In the designer’s notes for GURPS Powers, Sean Punch provides outtakes and optional rules that didn’t make it into the final book. A number of these were options suggested during the book’s extensive playtest process. Others, such as the system for pricing power talents, were legitimate outtakes cut from the manuscript. For over a decade, Steve Jackson Games released designer’s notes for nearly every GURPS release in their magazine, Pyramid.

In October 2007, Wizards of the Coast released the Rules Compendium for Dungeons & Dragons 3.5. The edition was ending — 4th Edition would be released the following summer — and this book collected all of the major rules systems, expansions, and notes from the entire lifespan of 3.5. But the Rules Compendium also included sidebars by designers, developers, and editors discussing how these rules came to be and why specific decisions were made. It’s a treasure trove for anyone struggling to understand the complex, interrelated rules of the d20 System.

In their d20-based fantasy game 13th Age, Jonathan Tweet and Rob Heinsoo present design notes in the core rule book. These include notes and advice directed at gamemasters or at players. But they also interject the designers’ personal views and elements of their home campaigns, even to the point of Tweet and Heinsoo arguing with each other on the page.

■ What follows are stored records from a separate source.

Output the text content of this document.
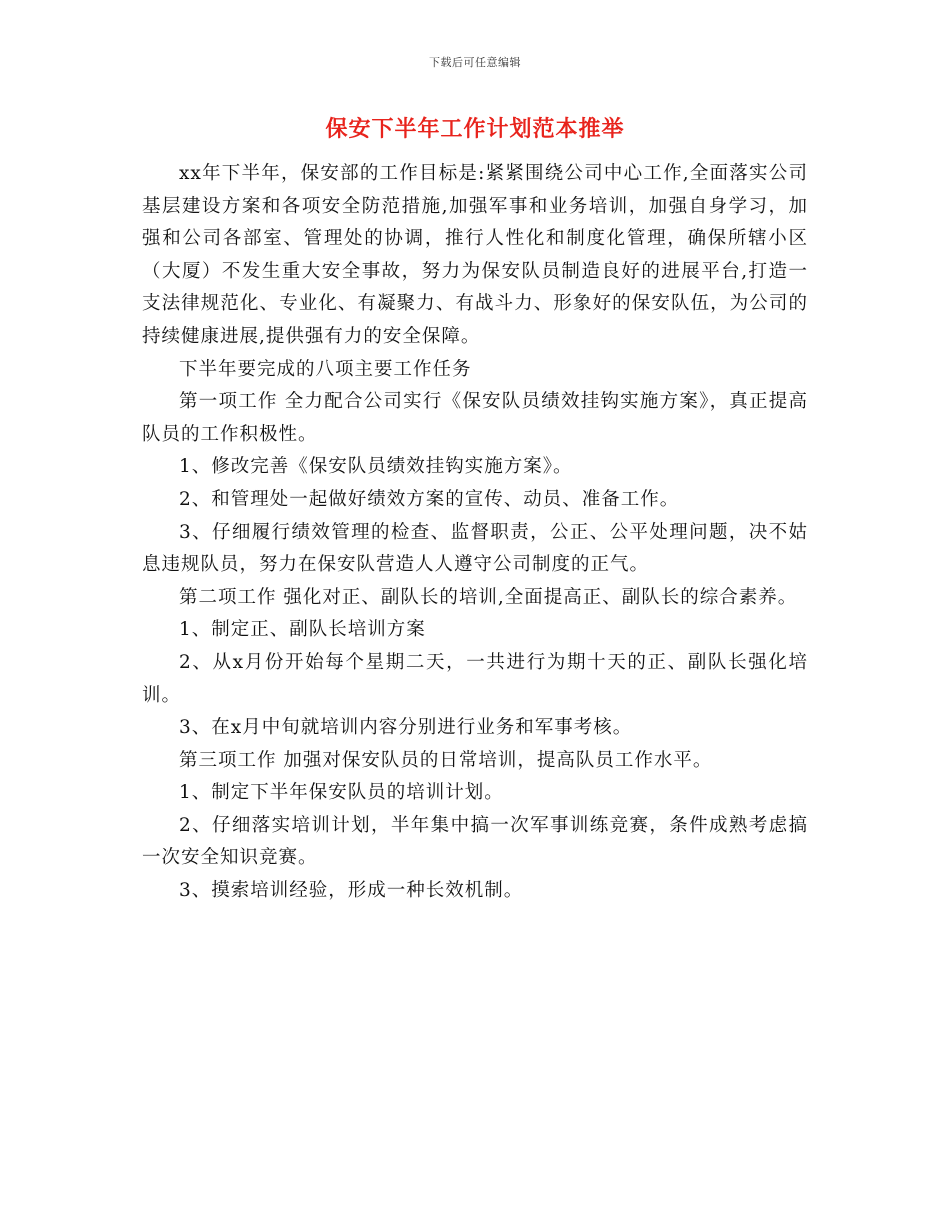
下载后可任意编辑
保安下半年工作计划范本推举

xx年下半年，保安部的工作目标是:紧紧围绕公司中心工作,全面落实公司基层建设方案和各项安全防范措施,加强军事和业务培训，加强自身学习，加强和公司各部室、管理处的协调，推行人性化和制度化管理，确保所辖小区（大厦）不发生重大安全事故，努力为保安队员制造良好的进展平台,打造一支法律规范化、专业化、有凝聚力、有战斗力、形象好的保安队伍，为公司的持续健康进展,提供强有力的安全保障。

下半年要完成的八项主要工作任务

第一项工作 全力配合公司实行《保安队员绩效挂钩实施方案》，真正提高队员的工作积极性。

1、修改完善《保安队员绩效挂钩实施方案》。

2、和管理处一起做好绩效方案的宣传、动员、准备工作。

3、仔细履行绩效管理的检查、监督职责，公正、公平处理问题，决不姑息违规队员，努力在保安队营造人人遵守公司制度的正气。

第二项工作 强化对正、副队长的培训,全面提高正、副队长的综合素养。

1、制定正、副队长培训方案

2、从x月份开始每个星期二天，一共进行为期十天的正、副队长强化培训。

3、在x月中旬就培训内容分别进行业务和军事考核。

第三项工作 加强对保安队员的日常培训，提高队员工作水平。

1、制定下半年保安队员的培训计划。

2、仔细落实培训计划，半年集中搞一次军事训练竞赛，条件成熟考虑搞一次安全知识竞赛。

3、摸索培训经验，形成一种长效机制。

Some of the best designer’s notes include the story of how a game came to be. In support of the  Kickstarter for Unknown Armies 3rd Edition, Greg Stolze published a blog post on Atlas Games’ web site called “Unknown Armies: In the Beginning.” Stolze relates how he became involved with John Tynes in the creation of a game of modern occultism and horror. He contrasts the design goals of Unknown Armies with the cosmic horror of Call of Cthulhu. And finally, he expresses how both Tynes and he believed the other to be the far more influential half of the design team. This essay covers both the “insight” and “historical document” purposes of designer’s notes, and its a great read besides — typical for Stolze.

Returning to GURPS, we find a pair of articles from Pyramid magazine that cover the same event from both sides of that dual purpose. In “Designer’s Notes: GURPS Basic Set, Fourth Edition,” Sean Punch lays out the timeline of creating the current edition of GURPS, from the initial mandate by owner Steve Jackson, through collating a decade and a half of customer feedback on the Third Edition, to the final writing. On the other side, in "Designer’s Notes: GURPS Fourth Edition,” co-author David Pulver discusses more of the design decisions and breaks down which specific chapters he worked on, including Combat with its sometimes subtle but significant changes from Third Edition. Having two authors produce design notes on the same project is particularly illuminating.

If you’re a game designer, I’m not telling you that you absolutely have to release designer’s notes for your game. But I will say that they enrich the culture of design, they can increase engagement with a portion of your audience, and they establish an important historical record. Sure, it takes time, but consider writing designer’s notes for your next game.